Re: An Open Letter to the Adventure Cycling Board and Past Leaders
« Reply #15 on: February 13, 2026, 02:23:36 pm »
All great comments/observations above.  I fear that they will fall upon deaf/stubborn/myopic ears.

Right - but here for posterity if not future reference..., unless the website goes down.


To me, the biggest issue is the perception that ACA has become irrelevant.  While I agree they have mightly missed the boat in places, i.e. look at Bikepacking.com's website vs. ACA's and which gets you more motivated to ride/tour.

However, they CAN compete in other places by offering value and benefits to its members.  I would think if they seriously pushed the discounts (hotels, restaurants, campgrounds, etc.) along ANY major route (including Bikepacking), the discounts received would pay for the membership. 

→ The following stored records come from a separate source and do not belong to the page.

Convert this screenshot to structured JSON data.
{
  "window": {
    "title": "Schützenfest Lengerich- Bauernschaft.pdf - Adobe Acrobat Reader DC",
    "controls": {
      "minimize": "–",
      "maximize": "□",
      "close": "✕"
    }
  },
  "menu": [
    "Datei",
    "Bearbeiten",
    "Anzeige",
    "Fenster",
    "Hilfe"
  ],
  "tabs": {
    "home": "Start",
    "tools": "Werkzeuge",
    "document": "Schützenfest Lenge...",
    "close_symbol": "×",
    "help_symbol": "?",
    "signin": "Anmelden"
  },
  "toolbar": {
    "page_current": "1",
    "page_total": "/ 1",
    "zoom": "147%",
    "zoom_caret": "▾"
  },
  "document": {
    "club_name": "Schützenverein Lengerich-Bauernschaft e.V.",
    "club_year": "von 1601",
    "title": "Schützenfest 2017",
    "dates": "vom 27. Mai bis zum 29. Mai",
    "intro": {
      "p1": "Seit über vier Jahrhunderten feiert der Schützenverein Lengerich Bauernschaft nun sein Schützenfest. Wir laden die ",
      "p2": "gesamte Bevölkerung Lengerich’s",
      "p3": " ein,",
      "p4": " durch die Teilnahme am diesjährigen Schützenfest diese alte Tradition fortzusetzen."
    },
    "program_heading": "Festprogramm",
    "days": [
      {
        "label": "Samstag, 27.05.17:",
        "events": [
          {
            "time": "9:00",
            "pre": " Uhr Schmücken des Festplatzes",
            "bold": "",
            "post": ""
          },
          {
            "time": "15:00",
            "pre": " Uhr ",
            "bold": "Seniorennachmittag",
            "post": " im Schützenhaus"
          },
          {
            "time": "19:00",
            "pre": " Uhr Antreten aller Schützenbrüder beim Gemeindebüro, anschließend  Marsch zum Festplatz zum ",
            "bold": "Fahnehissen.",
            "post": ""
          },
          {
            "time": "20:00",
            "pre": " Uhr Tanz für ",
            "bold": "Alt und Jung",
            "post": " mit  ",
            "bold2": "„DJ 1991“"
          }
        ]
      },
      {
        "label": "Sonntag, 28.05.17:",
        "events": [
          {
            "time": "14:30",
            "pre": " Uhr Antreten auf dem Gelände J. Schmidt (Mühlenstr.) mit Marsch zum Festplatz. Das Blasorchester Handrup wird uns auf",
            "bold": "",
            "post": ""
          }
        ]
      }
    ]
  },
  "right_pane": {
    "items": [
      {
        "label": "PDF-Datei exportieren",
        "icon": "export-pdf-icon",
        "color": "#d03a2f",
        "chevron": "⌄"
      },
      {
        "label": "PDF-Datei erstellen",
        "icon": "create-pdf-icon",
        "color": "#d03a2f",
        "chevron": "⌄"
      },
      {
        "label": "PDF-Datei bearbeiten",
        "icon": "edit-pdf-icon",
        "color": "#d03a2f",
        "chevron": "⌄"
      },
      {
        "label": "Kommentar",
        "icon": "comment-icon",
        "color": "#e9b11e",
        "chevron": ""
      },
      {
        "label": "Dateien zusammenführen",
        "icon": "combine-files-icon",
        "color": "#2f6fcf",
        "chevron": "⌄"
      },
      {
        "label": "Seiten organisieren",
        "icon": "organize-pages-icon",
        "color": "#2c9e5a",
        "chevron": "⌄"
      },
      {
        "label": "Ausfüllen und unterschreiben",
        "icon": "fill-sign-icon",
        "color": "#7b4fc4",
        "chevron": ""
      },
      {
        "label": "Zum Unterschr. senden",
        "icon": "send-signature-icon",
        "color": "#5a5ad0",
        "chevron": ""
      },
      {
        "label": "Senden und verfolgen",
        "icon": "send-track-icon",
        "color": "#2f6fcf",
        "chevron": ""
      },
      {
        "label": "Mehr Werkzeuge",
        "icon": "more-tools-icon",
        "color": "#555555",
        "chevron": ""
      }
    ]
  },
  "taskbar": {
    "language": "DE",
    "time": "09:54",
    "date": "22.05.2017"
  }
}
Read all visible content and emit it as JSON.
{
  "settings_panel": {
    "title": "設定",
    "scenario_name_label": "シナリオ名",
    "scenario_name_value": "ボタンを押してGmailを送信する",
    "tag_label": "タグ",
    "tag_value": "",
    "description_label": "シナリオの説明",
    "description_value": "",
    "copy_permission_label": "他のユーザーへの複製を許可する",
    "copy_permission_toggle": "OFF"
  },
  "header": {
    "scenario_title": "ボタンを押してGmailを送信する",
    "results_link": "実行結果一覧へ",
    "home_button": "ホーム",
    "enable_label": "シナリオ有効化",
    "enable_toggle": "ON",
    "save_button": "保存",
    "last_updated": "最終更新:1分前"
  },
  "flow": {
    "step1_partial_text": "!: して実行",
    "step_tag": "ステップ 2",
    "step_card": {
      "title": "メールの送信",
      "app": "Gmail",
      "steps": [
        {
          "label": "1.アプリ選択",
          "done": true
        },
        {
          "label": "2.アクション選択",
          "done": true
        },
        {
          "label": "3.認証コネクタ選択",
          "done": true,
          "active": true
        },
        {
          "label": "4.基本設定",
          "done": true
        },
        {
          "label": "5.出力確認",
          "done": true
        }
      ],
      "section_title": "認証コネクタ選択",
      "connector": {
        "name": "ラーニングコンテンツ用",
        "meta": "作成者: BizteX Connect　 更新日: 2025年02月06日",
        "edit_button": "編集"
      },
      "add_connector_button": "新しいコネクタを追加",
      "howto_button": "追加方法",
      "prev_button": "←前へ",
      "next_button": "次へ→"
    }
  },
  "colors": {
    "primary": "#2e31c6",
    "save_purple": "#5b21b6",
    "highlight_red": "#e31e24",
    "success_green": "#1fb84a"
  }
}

I also wish they would actively start pursuing Short Routes and/or Member submitted and peer-reviewed routes (short or long).  It would be nice if they could start coordinating local/regional "touring groups" that are cultivated only amongst ACA members, i.e. all ACA members in X state are invited to a 3-day tour in that state that the members arrange themselves and you must be an ACA member to participate. 

Finally, they could significantly increase the touring-specific advocacy (no turn away camping policy, rumble strips, etc.).

As a side note, I was encouraged they are looking to add 3 Board Members.  I would volunteer but I have very little non-profit experience.  I think they need a wide variety of Board Members though.

Just my 2 cents.  Tailwinds, John

Well summarized. Think you sell yourself short as regards the phronetic knowledge you'd bring to the table. (You younger guys can look it up.)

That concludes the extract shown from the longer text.